Hyundai Thinks We Could Live In Hexagonal-Shaped Cities In The Future
Earlier this year, Hyundai Motor Group (HMG) invested $400 million to make robots smarter. It bought Boston Dynamics in 2020, and since then, the company has been offering its vision for what the future could look like, ranging from robots to entire city concepts.
The automaker announced today a virtual exhibition that puts its grand ideas into focus. The exhibit shows off the greenfield smart city HMG that debuted during the World Cities Summit this summer. The company collaborated with HyunJoon Yoo Architects on the project, creating a hexagonal-shaped city that puts humans at the center of its design. This is a stepping stone for Hyundai as it begins to learn and understand how cities operate to provide solutions that benefit citizens.

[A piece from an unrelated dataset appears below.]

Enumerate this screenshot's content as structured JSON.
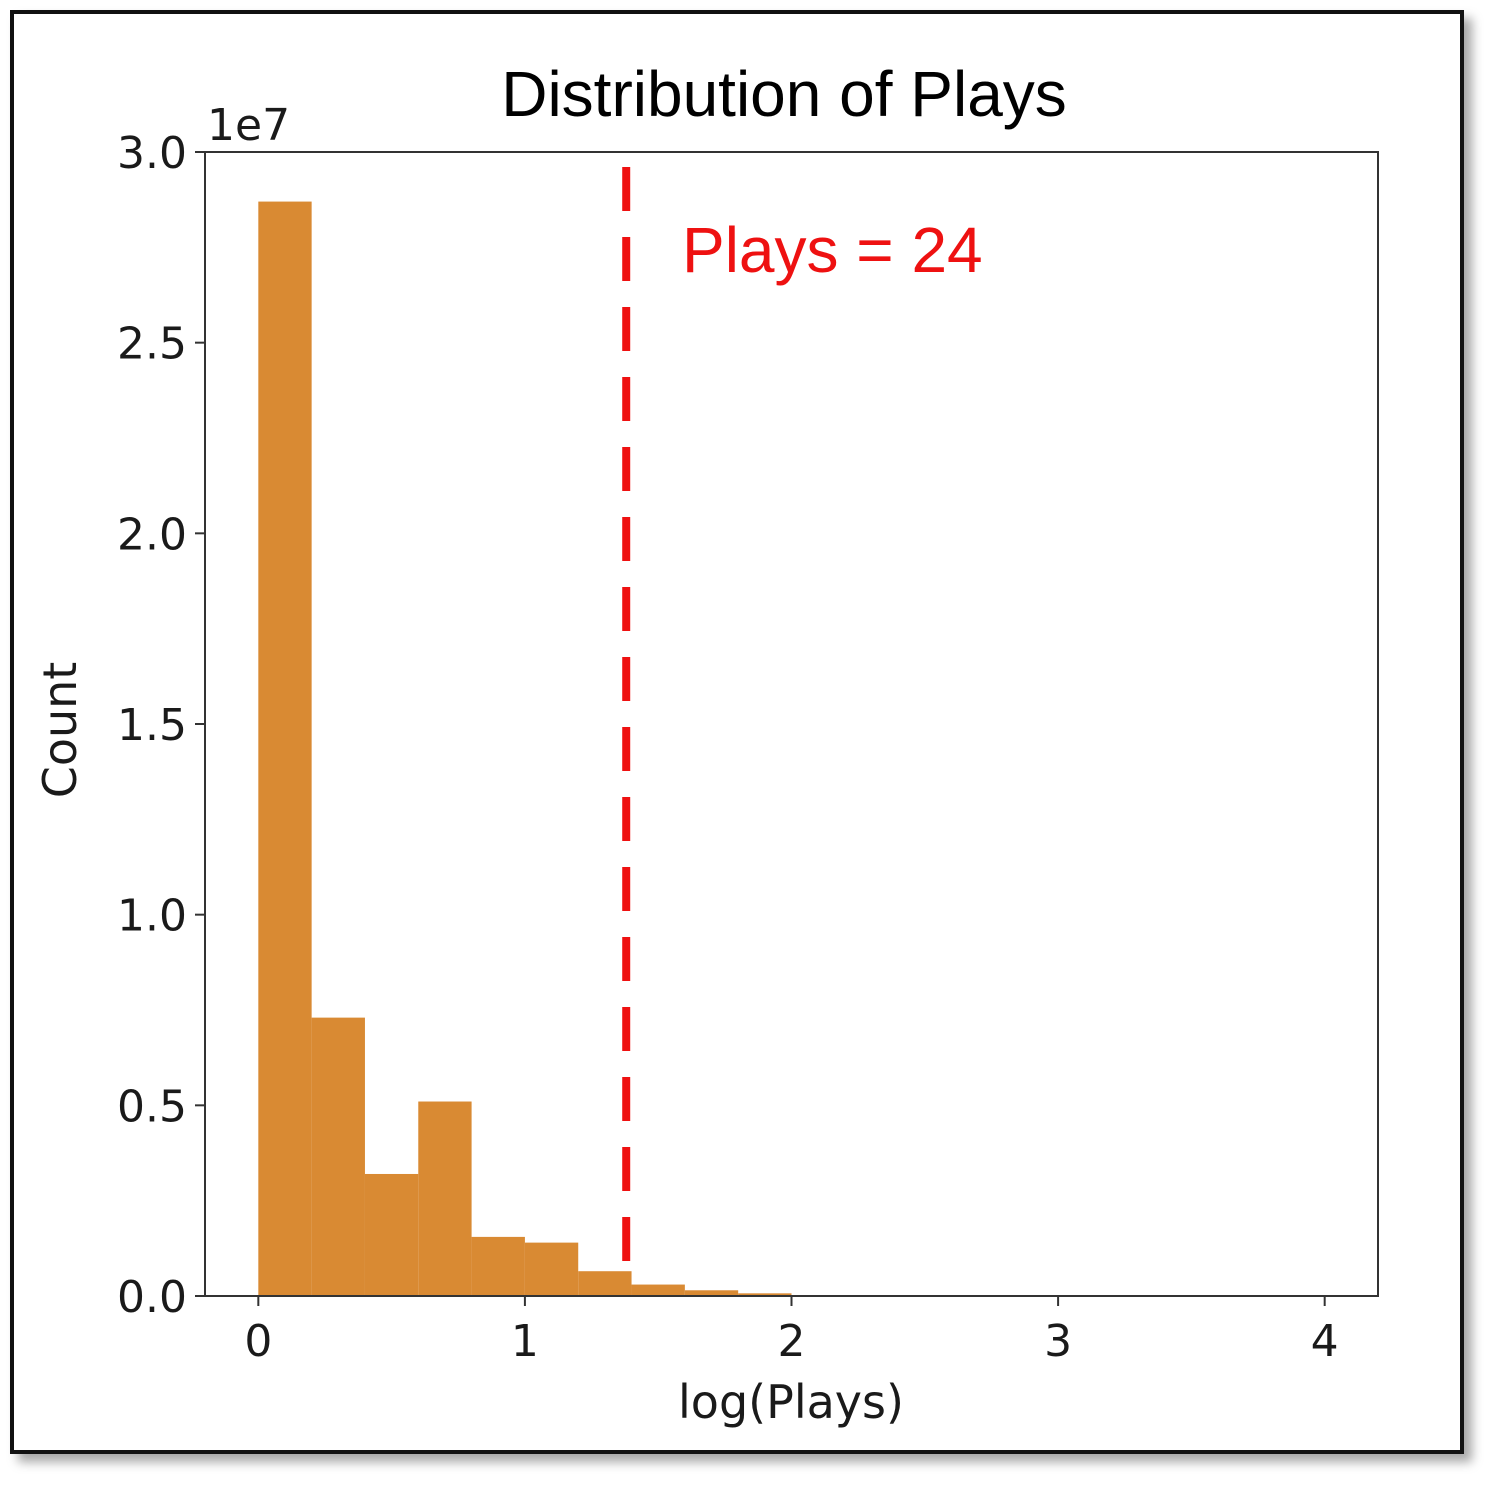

Gallery: Hyundai Smart City Virtual Exhibition
The city’s design puts green spaces at the center, with the buildings encircling parks, forests, water reservoirs, and more. While Hyundai has a heavy hand in the automotive space, its city’s road infrastructure lies out of view underground, where autonomous vehicles transport goods and services to regional hubs. Robots will make the final delivery in Hyundai’s future, which is all about clean energy and sustainability. The virtual city gets its power from hydrogen fuel cell generators that distribute electricity through a smart grid. You can experience the exhibit here.
Designing a city seems like an ambitious feat for Hyundai, but the company has been thinking about mobility solutions for a while. In January, the automaker showed off its Plug & Drive robot platforms that can attach to small objects and make them mobile using LiDAR and electric drive, like goods in a warehouse. The platform is powerful enough to move people, with a joystick providing control.
“Cities are complex organisms, and it is difficult to plan for a single perfect city, but such thought exercises will help lead us in the right direction,” said Youngcho Chi, HMG’s president and chief innovation officer.
Hyundai’s grand vision for what future cities will look like is fanciful. However, robots and autonomy could change how we get and move things, even though genuinely autonomous vehicles are still years or decades away from becoming reality.